Right off the bat, Kesha wants you to know that “Praying” — not to mention Rainbow — isn’t going to be one of the dive bar party anthems she became known for after 2010’s “Tik Tok” launched her solo career. The video even opens with her in a coffin, and then on the surface of a lake, delivering a solemn monologue in which she wonders why she’s alive — “What is the lesson? What is the point?” — and whether or not some god “or whatever” is even listening.

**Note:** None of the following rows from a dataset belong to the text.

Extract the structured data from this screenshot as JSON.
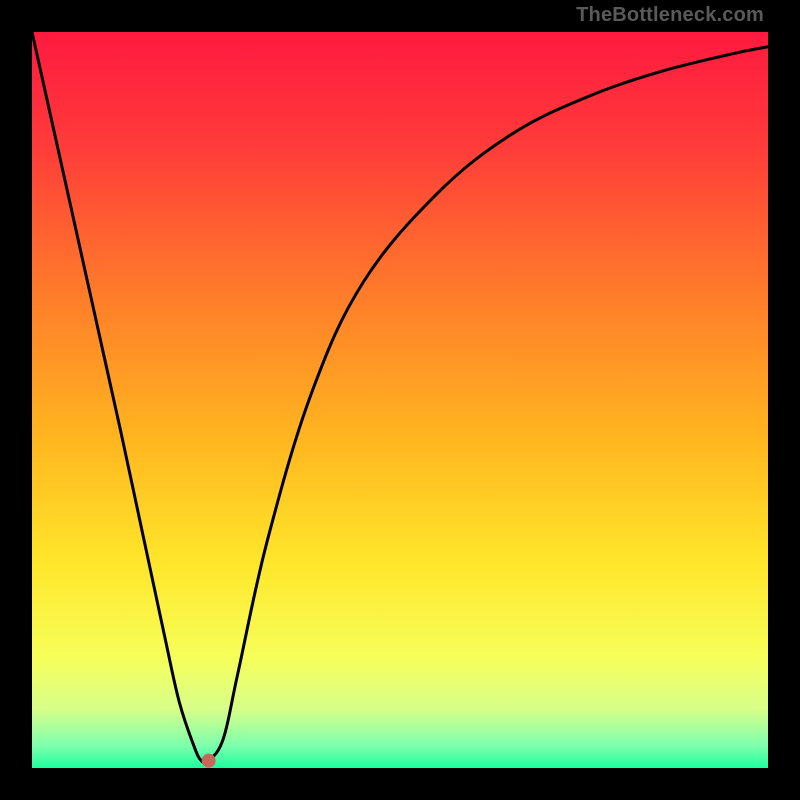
{
  "watermark": "TheBottleneck.com",
  "chart_data": {
    "type": "line",
    "title": "",
    "xlabel": "",
    "ylabel": "",
    "xlim": [
      0,
      100
    ],
    "ylim": [
      0,
      100
    ],
    "grid": false,
    "legend": false,
    "gradient_stops": [
      {
        "pos": 0.0,
        "color": "#ff1a3f"
      },
      {
        "pos": 0.15,
        "color": "#ff3a3a"
      },
      {
        "pos": 0.35,
        "color": "#ff7a2a"
      },
      {
        "pos": 0.55,
        "color": "#ffb51f"
      },
      {
        "pos": 0.72,
        "color": "#ffe62a"
      },
      {
        "pos": 0.85,
        "color": "#f6ff5a"
      },
      {
        "pos": 0.92,
        "color": "#d7ff8a"
      },
      {
        "pos": 0.97,
        "color": "#7dffad"
      },
      {
        "pos": 1.0,
        "color": "#1dff9e"
      }
    ],
    "series": [
      {
        "name": "curve",
        "x": [
          0,
          4,
          8,
          12,
          15,
          18,
          20,
          22,
          23,
          24,
          26,
          28,
          32,
          38,
          45,
          55,
          65,
          75,
          85,
          95,
          100
        ],
        "y": [
          100,
          82,
          64,
          46,
          32,
          18,
          9,
          3,
          1,
          1,
          4,
          13,
          31,
          51,
          66,
          78,
          86,
          91,
          94.5,
          97,
          98
        ]
      }
    ],
    "marker": {
      "x": 24,
      "y": 1,
      "color": "#c9675b",
      "radius_px": 7
    }
  }
}
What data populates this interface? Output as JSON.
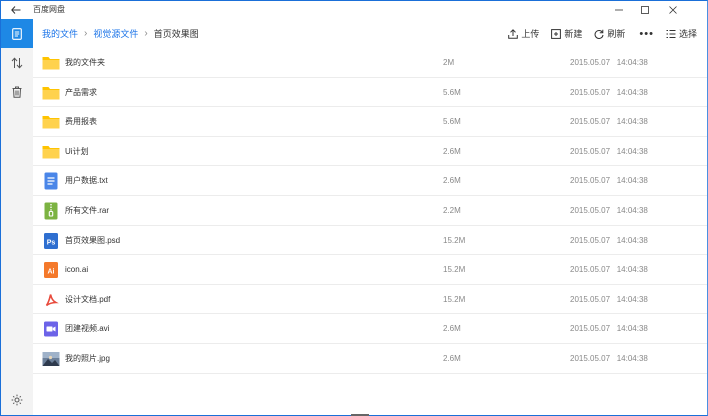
{
  "titlebar": {
    "app_title": "百度网盘"
  },
  "breadcrumb": {
    "items": [
      "我的文件",
      "视觉源文件"
    ],
    "current": "首页效果图"
  },
  "toolbar": {
    "upload_label": "上传",
    "new_label": "新建",
    "refresh_label": "刷新",
    "more_label": "•••",
    "select_label": "选择"
  },
  "files": [
    {
      "name": "我的文件夹",
      "size": "2M",
      "date": "2015.05.07   14:04:38",
      "type": "folder"
    },
    {
      "name": "产品需求",
      "size": "5.6M",
      "date": "2015.05.07   14:04:38",
      "type": "folder"
    },
    {
      "name": "费用报表",
      "size": "5.6M",
      "date": "2015.05.07   14:04:38",
      "type": "folder"
    },
    {
      "name": "Ui计划",
      "size": "2.6M",
      "date": "2015.05.07   14:04:38",
      "type": "folder"
    },
    {
      "name": "用户数据.txt",
      "size": "2.6M",
      "date": "2015.05.07   14:04:38",
      "type": "txt"
    },
    {
      "name": "所有文件.rar",
      "size": "2.2M",
      "date": "2015.05.07   14:04:38",
      "type": "rar"
    },
    {
      "name": "首页效果图.psd",
      "size": "15.2M",
      "date": "2015.05.07   14:04:38",
      "type": "psd",
      "icon_text": "Ps"
    },
    {
      "name": "icon.ai",
      "size": "15.2M",
      "date": "2015.05.07   14:04:38",
      "type": "ai",
      "icon_text": "Ai"
    },
    {
      "name": "设计文档.pdf",
      "size": "15.2M",
      "date": "2015.05.07   14:04:38",
      "type": "pdf"
    },
    {
      "name": "团建视频.avi",
      "size": "2.6M",
      "date": "2015.05.07   14:04:38",
      "type": "avi"
    },
    {
      "name": "我的照片.jpg",
      "size": "2.6M",
      "date": "2015.05.07   14:04:38",
      "type": "jpg"
    }
  ],
  "colors": {
    "accent": "#1e88e5",
    "folder": "#ffc400",
    "txt": "#4a86e8",
    "rar": "#7cb342",
    "psd": "#2f6fd0",
    "ai": "#f4792b",
    "pdf": "#e84a3c",
    "avi": "#6c63e8"
  }
}
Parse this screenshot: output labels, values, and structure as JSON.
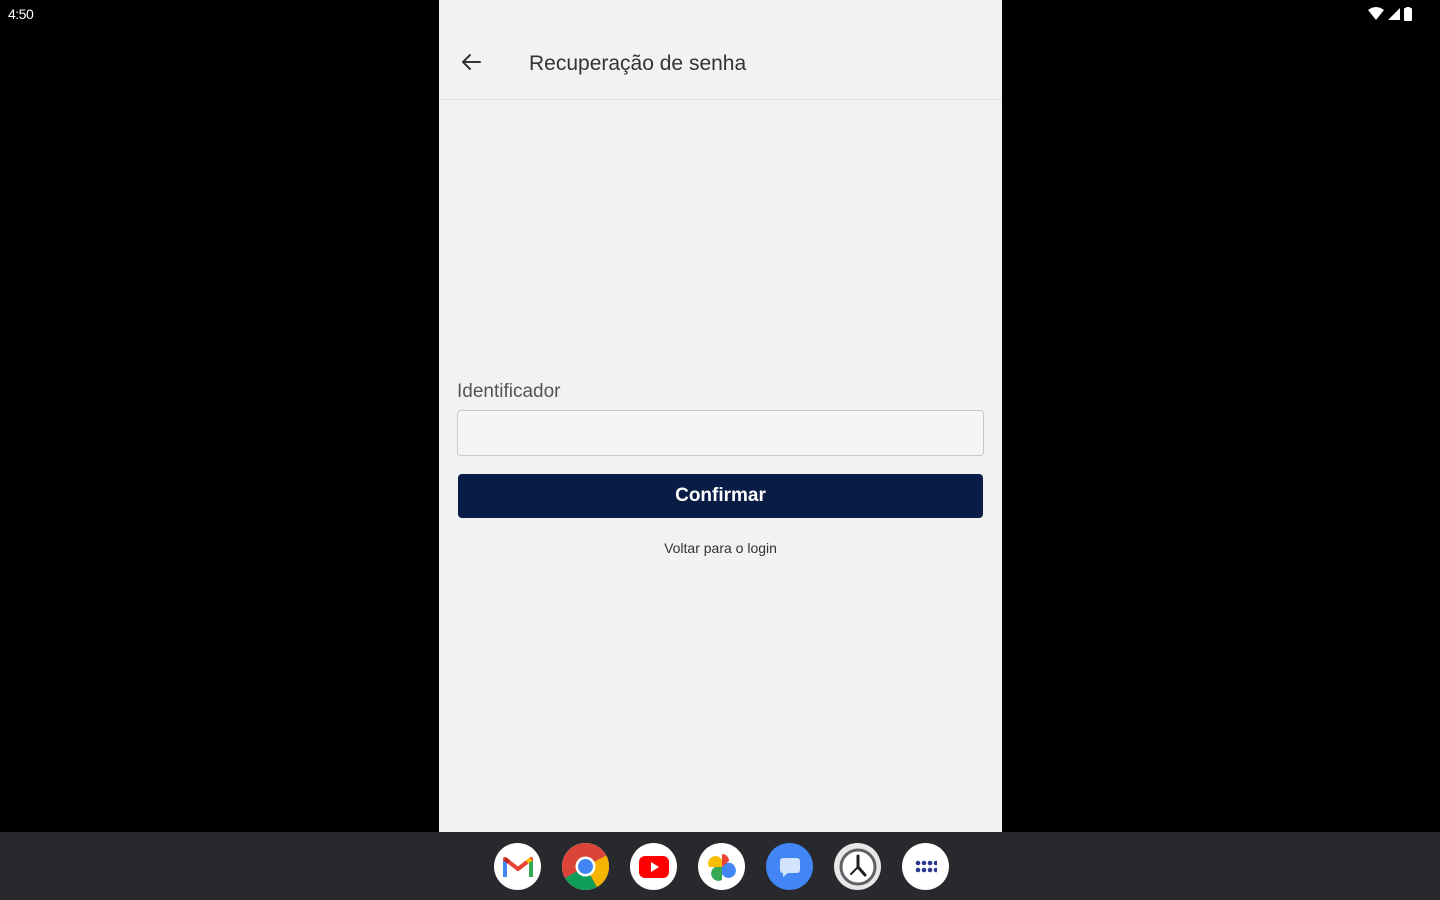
{
  "status_bar": {
    "time": "4:50"
  },
  "app": {
    "title": "Recuperação de senha",
    "back_icon": "arrow-back-icon",
    "form": {
      "identifier_label": "Identificador",
      "identifier_value": "",
      "confirm_label": "Confirmar",
      "back_to_login_label": "Voltar para o login"
    },
    "colors": {
      "primary": "#081c45",
      "background": "#f2f2f2"
    }
  },
  "taskbar": {
    "apps": [
      {
        "name": "gmail-icon"
      },
      {
        "name": "chrome-icon"
      },
      {
        "name": "youtube-icon"
      },
      {
        "name": "photos-icon"
      },
      {
        "name": "messages-icon"
      },
      {
        "name": "clock-icon"
      },
      {
        "name": "app-launcher-icon"
      }
    ]
  }
}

The parallels to Lemonade — Beyoncé’s stunning visual album about a woman rebuilding after a betrayal — are undeniable. Even aside from the self-reflective spoken-word opening the song (which is not unsimilar to Beyoncé’s opening track “Pray You Catch Me”), Kesha’s wardrobe and affect are eerily similar at times. She stages her own funeral, walks across the water, and wears a ruffled rainbow dress like the yellow one Beyoncé twirls in throughout the Lemonade track “Hold Up.” At one point, she even strolls across the screen swinging a baseball bat.

That Kesha is so obviously trying to make her own Lemonade can make the “Praying” video feel a little strange and distracting, especially because this is song is clearly very personal for her; evoking Beyoncé’s imagery at the video’s onset dilutes the message, making it feel more like an homage than the emotional purge she says it is.

But once Kesha starts snarling that she hopes the person who hurt her is “somewhere praying,” that their “soul is changing,” both the song and video shift. She tears at her own face, runs through a psychedelic desert shrine, unleashes rainbow smoke into the sky, and wails her voice raw. As Kesha embraces her pain and rage, the song becomes something much more intense and weird and furious and hopeful — something that feels much more like Kesha herself.


Updated to include further details on Kesha’s contract with Kemosabe and Dr. Luke.